ANKARA (AA) - ZEYNEP AKYIL -Deprem sonrası bölgeden uzak kalanlarda travmatik stres belirtilerinin ve deprem korkularının, bölgeden ayrılmayanlara oranla daha fazla olduğu belirtildi.
Hacettepe Üniversitesi Tıp Fakültesi Psikiyatri Anabilim Dalı Öğretim Üyesi Prof. Dr. Cengiz Kılıç, 12 Kasım Düzce depreminin 15. yıl dönümü dolayısıyla AA muhabirine yaptığı açıklamada, depremden ruhsal olarak etkilenenlerin ve bu yüzden aile ve sosyal hayatını, işini sürdüremeyenlerin sayısının çok fazla olduğuna dikkati çekti.
Depremden yıllar sonra yürütülen araştırmaların ciddi bir oranda ruhsal rahatsızlığın sürdüğüne işaret ettiğini anlatan Kılıç, deprem gibi çok geniş insan topluluklarını etkileyen travmalardan sonra, risk altındaki grubun yüz binler, milyonlarla ifade edilirken, ruhsal rahatsızlıklarda kronik belirtileri gösterecek kişilerin erkenden tanınmasının büyük önem kazandığını vurguladı.
-''Deprem bölgesi dışında iskan özendirilmemeli''
Deprem sonrası insanların o bölgelerden uzaklaştığına işaret eden Kılıç, şunları kaydetti:
''Bu kaçışın çoğu kez gerçekçi nedenleri ifade edilse de ruhsal açıdan etkilenmiş depremzedelerin bölgeden uzaklaşmada daha istekli olacağı akla yatkındır. Aynı şekilde, bölgeden uzak kalmaya devam eden kişi ve ailelerin, çocukların eğitiminin aksamaması gibi gerçekçi nedenleri olabileceği, deprem korkusu fazla olan kişilerin dönmek istememesi de etkili olabilir.

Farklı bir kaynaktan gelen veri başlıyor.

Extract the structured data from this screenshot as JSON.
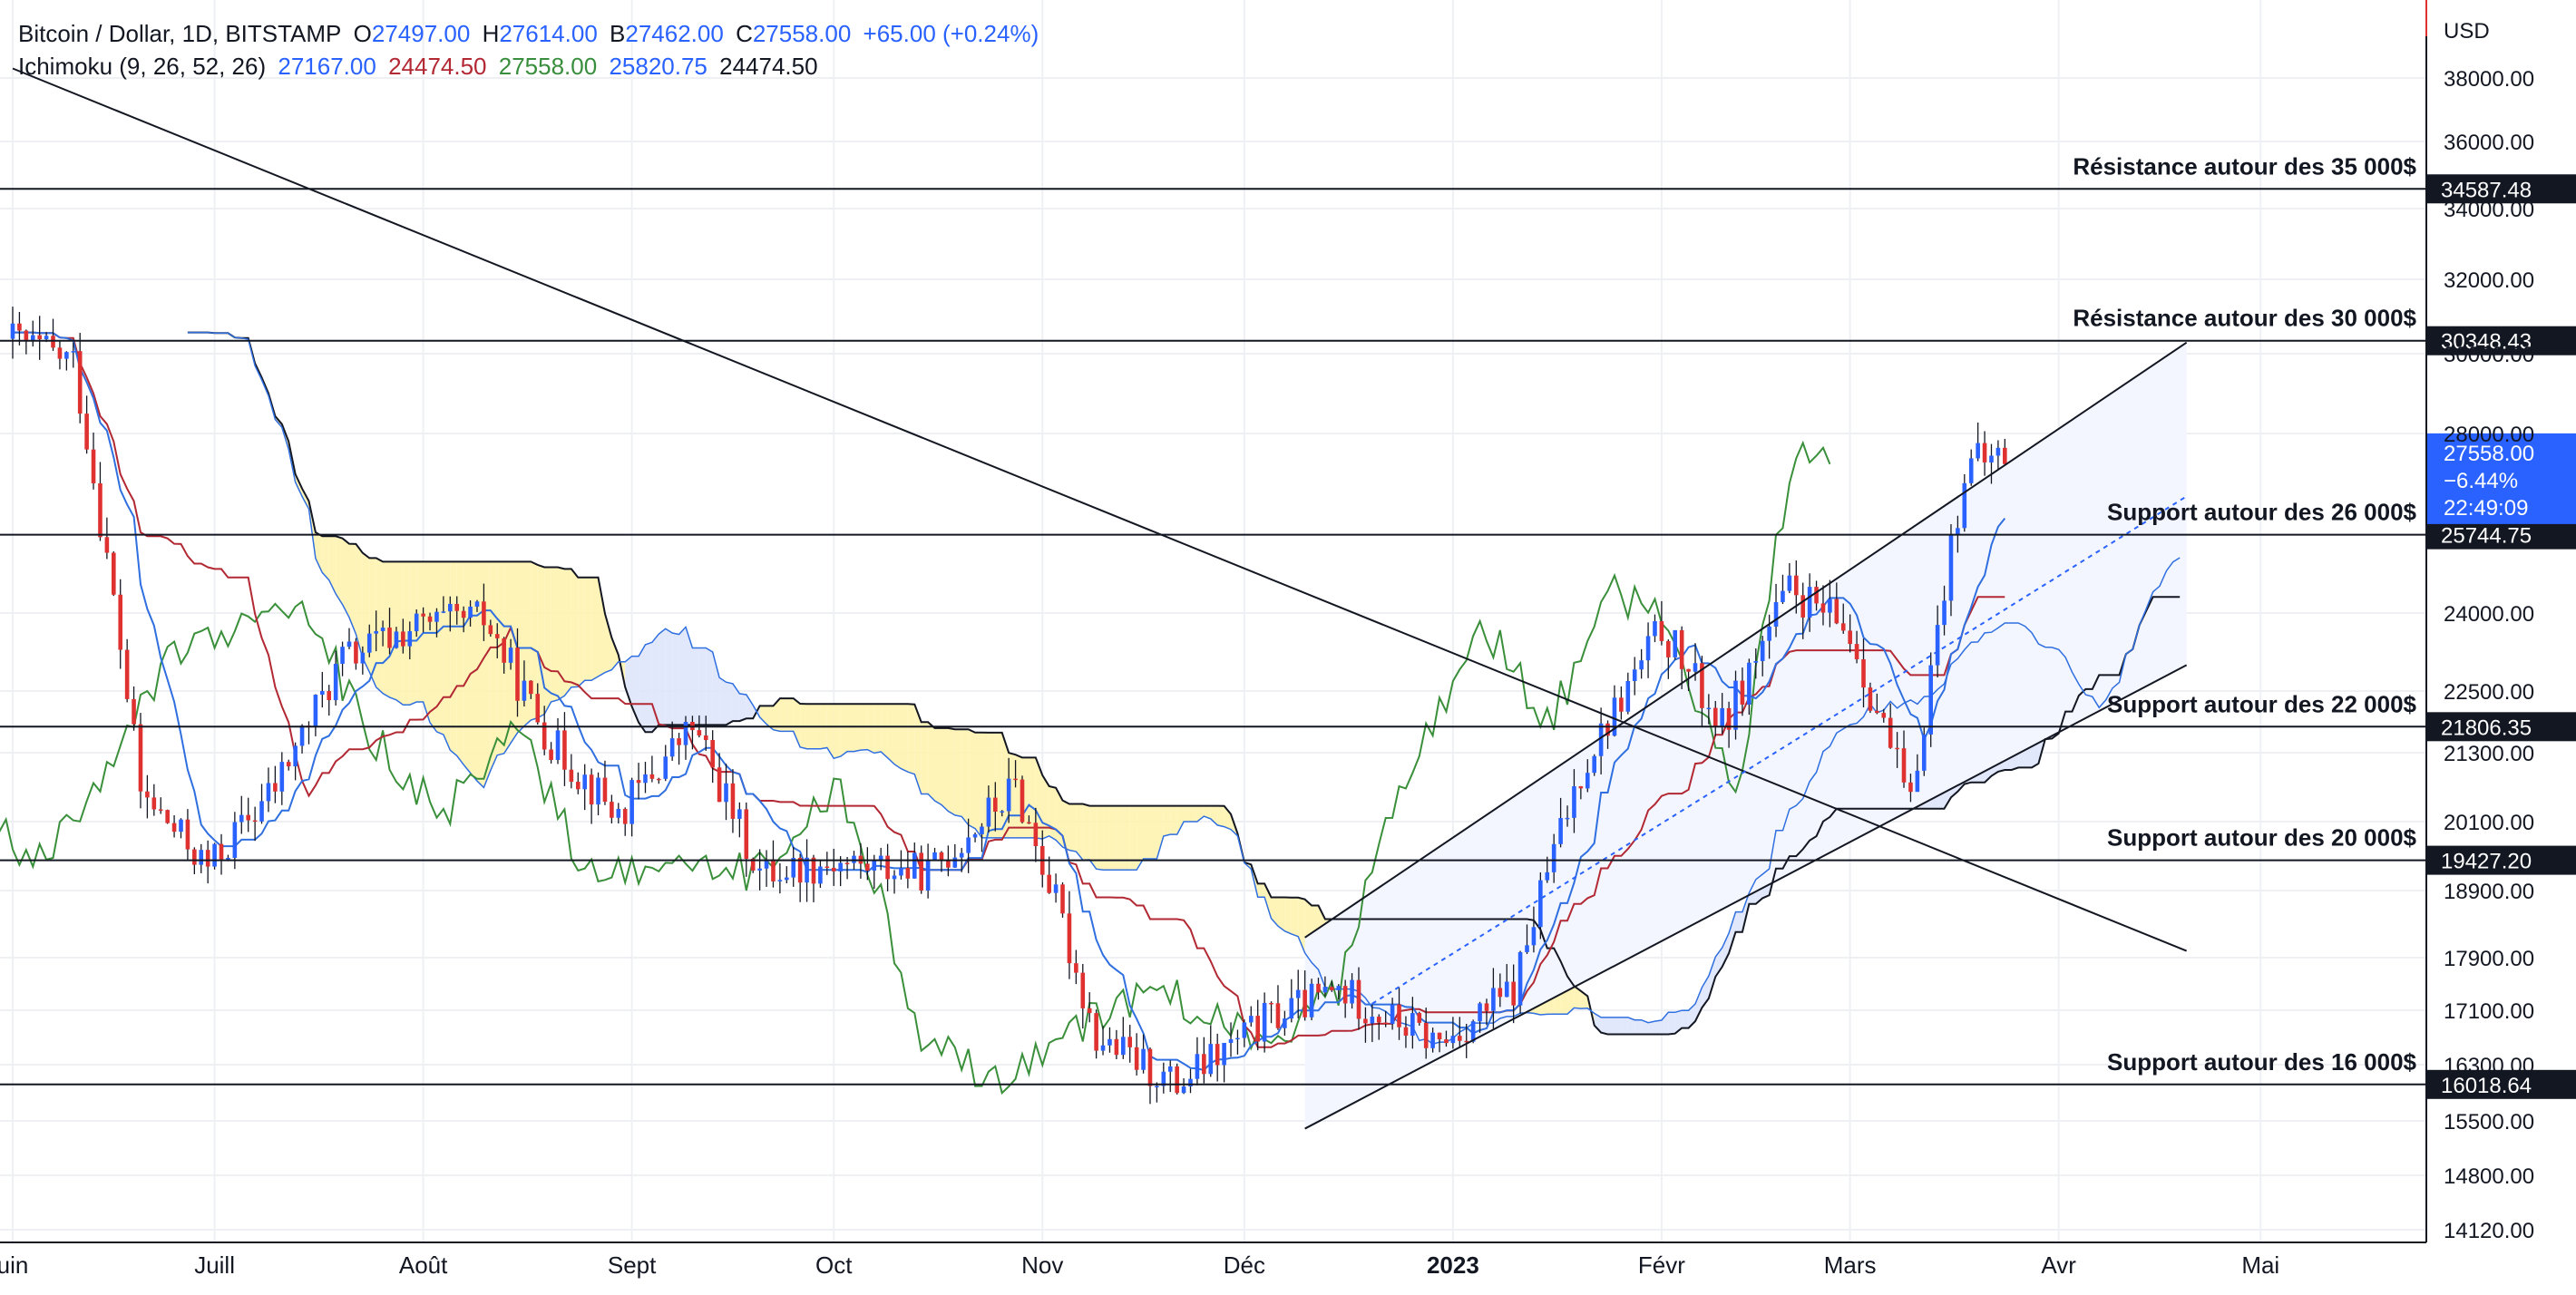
{
  "header": {
    "symbol": "Bitcoin / Dollar, 1D, BITSTAMP",
    "o_label": "O",
    "o_value": "27497.00",
    "h_label": "H",
    "h_value": "27614.00",
    "b_label": "B",
    "b_value": "27462.00",
    "c_label": "C",
    "c_value": "27558.00",
    "change": "+65.00 (+0.24%)"
  },
  "indicator": {
    "name": "Ichimoku (9, 26, 52, 26)",
    "v1": "27167.00",
    "v2": "24474.50",
    "v3": "27558.00",
    "v4": "25820.75",
    "v5": "24474.50"
  },
  "colors": {
    "up": "#2962ff",
    "down": "#e03131",
    "tenkan": "#2f6fe0",
    "kijun": "#b22833",
    "chikou": "#3a8f3a",
    "span_b": "#131722",
    "kumo_bear": "#fff3b0",
    "kumo_bull": "#dfe6fb",
    "channel_fill": "#f3f6ff",
    "price_badge": "#2962ff"
  },
  "chart_data": {
    "type": "candlestick",
    "currency": "USD",
    "x_labels": [
      "uin",
      "Juill",
      "Août",
      "Sept",
      "Oct",
      "Nov",
      "Déc",
      "2023",
      "Févr",
      "Mars",
      "Avr",
      "Mai"
    ],
    "y_ticks": [
      "38000.00",
      "36000.00",
      "34000.00",
      "32000.00",
      "30000.00",
      "28000.00",
      "24000.00",
      "22500.00",
      "21300.00",
      "20100.00",
      "18900.00",
      "17900.00",
      "17100.00",
      "16300.00",
      "15500.00",
      "14800.00",
      "14120.00"
    ],
    "horizontal_levels": [
      {
        "value": 34587.48,
        "label": "34587.48",
        "annotation": "Résistance autour des 35 000$"
      },
      {
        "value": 30348.43,
        "label": "30348.43",
        "annotation": "Résistance autour des 30 000$"
      },
      {
        "value": 25744.75,
        "label": "25744.75",
        "annotation": "Support autour des 26 000$"
      },
      {
        "value": 21806.35,
        "label": "21806.35",
        "annotation": "Support autour des 22 000$"
      },
      {
        "value": 19427.2,
        "label": "19427.20",
        "annotation": "Support autour des 20 000$"
      },
      {
        "value": 16018.64,
        "label": "16018.64",
        "annotation": "Support autour des 16 000$"
      }
    ],
    "last_price": {
      "price": "27558.00",
      "change_pct": "−6.44%",
      "countdown": "22:49:09"
    },
    "weekly_closes": [
      {
        "x": "2022-06-01",
        "close": 30400
      },
      {
        "x": "2022-06-10",
        "close": 29800
      },
      {
        "x": "2022-06-20",
        "close": 20600
      },
      {
        "x": "2022-06-30",
        "close": 19300
      },
      {
        "x": "2022-07-10",
        "close": 20700
      },
      {
        "x": "2022-07-20",
        "close": 23100
      },
      {
        "x": "2022-07-30",
        "close": 23700
      },
      {
        "x": "2022-08-10",
        "close": 23900
      },
      {
        "x": "2022-08-20",
        "close": 21500
      },
      {
        "x": "2022-08-30",
        "close": 20200
      },
      {
        "x": "2022-09-10",
        "close": 21800
      },
      {
        "x": "2022-09-20",
        "close": 19200
      },
      {
        "x": "2022-10-01",
        "close": 19400
      },
      {
        "x": "2022-10-15",
        "close": 19200
      },
      {
        "x": "2022-10-28",
        "close": 20700
      },
      {
        "x": "2022-11-09",
        "close": 16700
      },
      {
        "x": "2022-11-21",
        "close": 16000
      },
      {
        "x": "2022-12-05",
        "close": 17000
      },
      {
        "x": "2022-12-15",
        "close": 17400
      },
      {
        "x": "2022-12-30",
        "close": 16600
      },
      {
        "x": "2023-01-10",
        "close": 17400
      },
      {
        "x": "2023-01-20",
        "close": 21000
      },
      {
        "x": "2023-02-01",
        "close": 23700
      },
      {
        "x": "2023-02-10",
        "close": 21800
      },
      {
        "x": "2023-02-20",
        "close": 24500
      },
      {
        "x": "2023-03-01",
        "close": 23600
      },
      {
        "x": "2023-03-10",
        "close": 20300
      },
      {
        "x": "2023-03-18",
        "close": 27200
      },
      {
        "x": "2023-03-24",
        "close": 27558
      }
    ]
  }
}
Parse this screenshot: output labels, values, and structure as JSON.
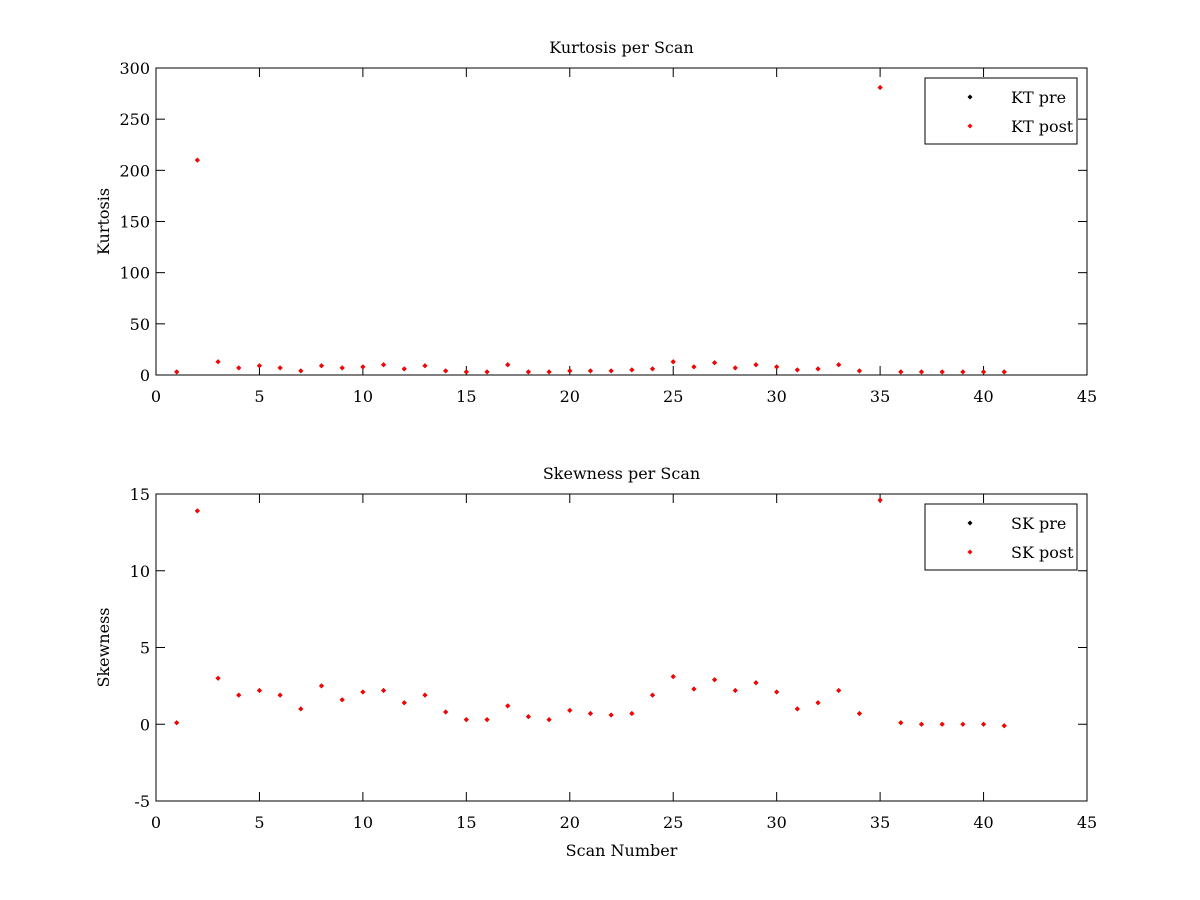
{
  "chart_data": [
    {
      "type": "scatter",
      "title": "Kurtosis per Scan",
      "xlabel": "",
      "ylabel": "Kurtosis",
      "xlim": [
        0,
        45
      ],
      "ylim": [
        0,
        300
      ],
      "xticks": [
        0,
        5,
        10,
        15,
        20,
        25,
        30,
        35,
        40,
        45
      ],
      "yticks": [
        0,
        50,
        100,
        150,
        200,
        250,
        300
      ],
      "grid": false,
      "legend_position": "top-right",
      "series": [
        {
          "name": "KT pre",
          "color": "#000000",
          "x": [
            1,
            2,
            3,
            4,
            5,
            6,
            7,
            8,
            9,
            10,
            11,
            12,
            13,
            14,
            15,
            16,
            17,
            18,
            19,
            20,
            21,
            22,
            23,
            24,
            25,
            26,
            27,
            28,
            29,
            30,
            31,
            32,
            33,
            34,
            35,
            36,
            37,
            38,
            39,
            40,
            41
          ],
          "y": [
            3,
            210,
            13,
            7,
            9,
            7,
            4,
            9,
            7,
            8,
            10,
            6,
            9,
            4,
            3,
            3,
            10,
            3,
            3,
            4,
            4,
            4,
            5,
            6,
            13,
            8,
            12,
            7,
            10,
            8,
            5,
            6,
            10,
            4,
            281,
            3,
            3,
            3,
            3,
            3,
            3
          ]
        },
        {
          "name": "KT post",
          "color": "#ff0000",
          "x": [
            1,
            2,
            3,
            4,
            5,
            6,
            7,
            8,
            9,
            10,
            11,
            12,
            13,
            14,
            15,
            16,
            17,
            18,
            19,
            20,
            21,
            22,
            23,
            24,
            25,
            26,
            27,
            28,
            29,
            30,
            31,
            32,
            33,
            34,
            35,
            36,
            37,
            38,
            39,
            40,
            41
          ],
          "y": [
            3,
            210,
            13,
            7,
            9,
            7,
            4,
            9,
            7,
            8,
            10,
            6,
            9,
            4,
            3,
            3,
            10,
            3,
            3,
            4,
            4,
            4,
            5,
            6,
            13,
            8,
            12,
            7,
            10,
            8,
            5,
            6,
            10,
            4,
            281,
            3,
            3,
            3,
            3,
            3,
            3
          ]
        }
      ]
    },
    {
      "type": "scatter",
      "title": "Skewness per Scan",
      "xlabel": "Scan Number",
      "ylabel": "Skewness",
      "xlim": [
        0,
        45
      ],
      "ylim": [
        -5,
        15
      ],
      "xticks": [
        0,
        5,
        10,
        15,
        20,
        25,
        30,
        35,
        40,
        45
      ],
      "yticks": [
        -5,
        0,
        5,
        10,
        15
      ],
      "grid": false,
      "legend_position": "top-right",
      "series": [
        {
          "name": "SK pre",
          "color": "#000000",
          "x": [
            1,
            2,
            3,
            4,
            5,
            6,
            7,
            8,
            9,
            10,
            11,
            12,
            13,
            14,
            15,
            16,
            17,
            18,
            19,
            20,
            21,
            22,
            23,
            24,
            25,
            26,
            27,
            28,
            29,
            30,
            31,
            32,
            33,
            34,
            35,
            36,
            37,
            38,
            39,
            40,
            41
          ],
          "y": [
            0.1,
            13.9,
            3.0,
            1.9,
            2.2,
            1.9,
            1.0,
            2.5,
            1.6,
            2.1,
            2.2,
            1.4,
            1.9,
            0.8,
            0.3,
            0.3,
            1.2,
            0.5,
            0.3,
            0.9,
            0.7,
            0.6,
            0.7,
            1.9,
            3.1,
            2.3,
            2.9,
            2.2,
            2.7,
            2.1,
            1.0,
            1.4,
            2.2,
            0.7,
            14.6,
            0.1,
            0.0,
            0.0,
            0.0,
            0.0,
            -0.1
          ]
        },
        {
          "name": "SK post",
          "color": "#ff0000",
          "x": [
            1,
            2,
            3,
            4,
            5,
            6,
            7,
            8,
            9,
            10,
            11,
            12,
            13,
            14,
            15,
            16,
            17,
            18,
            19,
            20,
            21,
            22,
            23,
            24,
            25,
            26,
            27,
            28,
            29,
            30,
            31,
            32,
            33,
            34,
            35,
            36,
            37,
            38,
            39,
            40,
            41
          ],
          "y": [
            0.1,
            13.9,
            3.0,
            1.9,
            2.2,
            1.9,
            1.0,
            2.5,
            1.6,
            2.1,
            2.2,
            1.4,
            1.9,
            0.8,
            0.3,
            0.3,
            1.2,
            0.5,
            0.3,
            0.9,
            0.7,
            0.6,
            0.7,
            1.9,
            3.1,
            2.3,
            2.9,
            2.2,
            2.7,
            2.1,
            1.0,
            1.4,
            2.2,
            0.7,
            14.6,
            0.1,
            0.0,
            0.0,
            0.0,
            0.0,
            -0.1
          ]
        }
      ]
    }
  ]
}
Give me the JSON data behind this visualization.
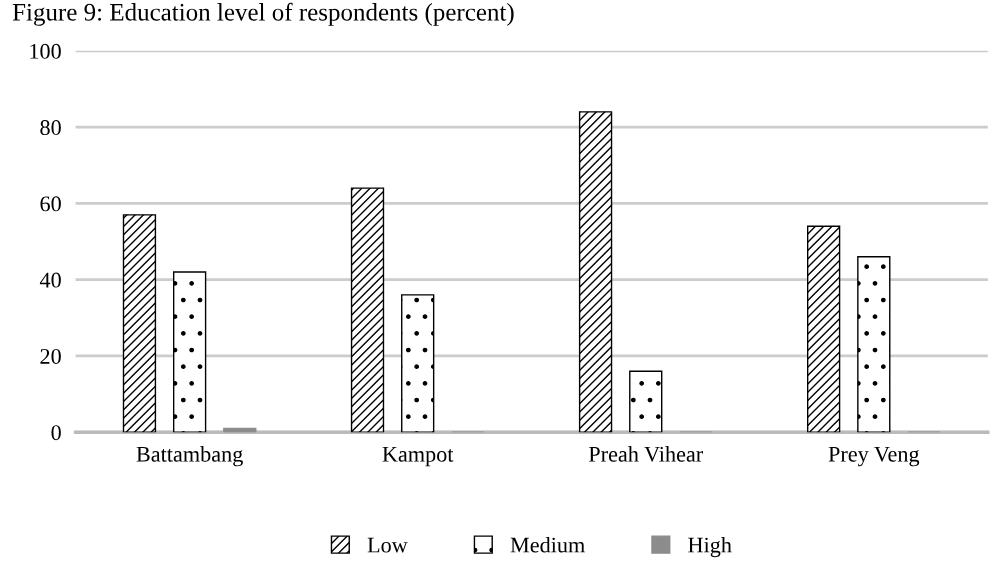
{
  "chart_data": {
    "type": "bar",
    "title": "Figure 9: Education level of respondents (percent)",
    "categories": [
      "Battambang",
      "Kampot",
      "Preah Vihear",
      "Prey Veng"
    ],
    "series": [
      {
        "name": "Low",
        "color": "#000000",
        "values": [
          57,
          64,
          84,
          54
        ]
      },
      {
        "name": "Medium",
        "color": "#000000",
        "values": [
          42,
          36,
          16,
          46
        ]
      },
      {
        "name": "High",
        "color": "#8c8c8c",
        "values": [
          1,
          0,
          0,
          0
        ]
      }
    ],
    "ylim": [
      0,
      100
    ],
    "yticks": [
      0,
      20,
      40,
      60,
      80,
      100
    ],
    "grid": "y",
    "legend": "bottom"
  }
}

Van Erciş depreminden 10 ay sonra yaptığımız bir çalışmada depremden sonra bölgeden uzak kalanlarda travmatik stres belirtileri ve deprem korkularının bölgeden ayrılmayanlara oranla daha fazla olduğu gözlendi. Bu durumun olası üç nedeni vardır: Birincisi, göç eden grubun depremden daha fazla etkilendiği, yani bölgede kalmaya devam etseler bile daha ağır hasta olmaya devam edecekleri şeklindedir. İkinci açıklama ise deprem bölgesinden uzakta kalanların, normal iyileşme süreçlerinin bozulmuş olmasıyla ilgilidir. Son olarak, göç edilen bölgede alıştıkları sosyal çevreden kopmuş olmaları da iyileşmeyi zorlaştırabilir.''
Deprem bölgesinden uzak durmanın, hatırlatıcılardan kaçınmanın iyi olacağını telkin eden kültürün yanlışlığına vurgu yapan Kılıç, ''Deprem türü afetler sonrasında, zorunlu durumlar dışında, bölge dışında iskanın özendirilmemesi veya bu sürenin kısa tutulması, afete bağlı ruhsal sorunların kronikleşmesini önleyebilir ve azaltabilir'' şeklinde konuştu.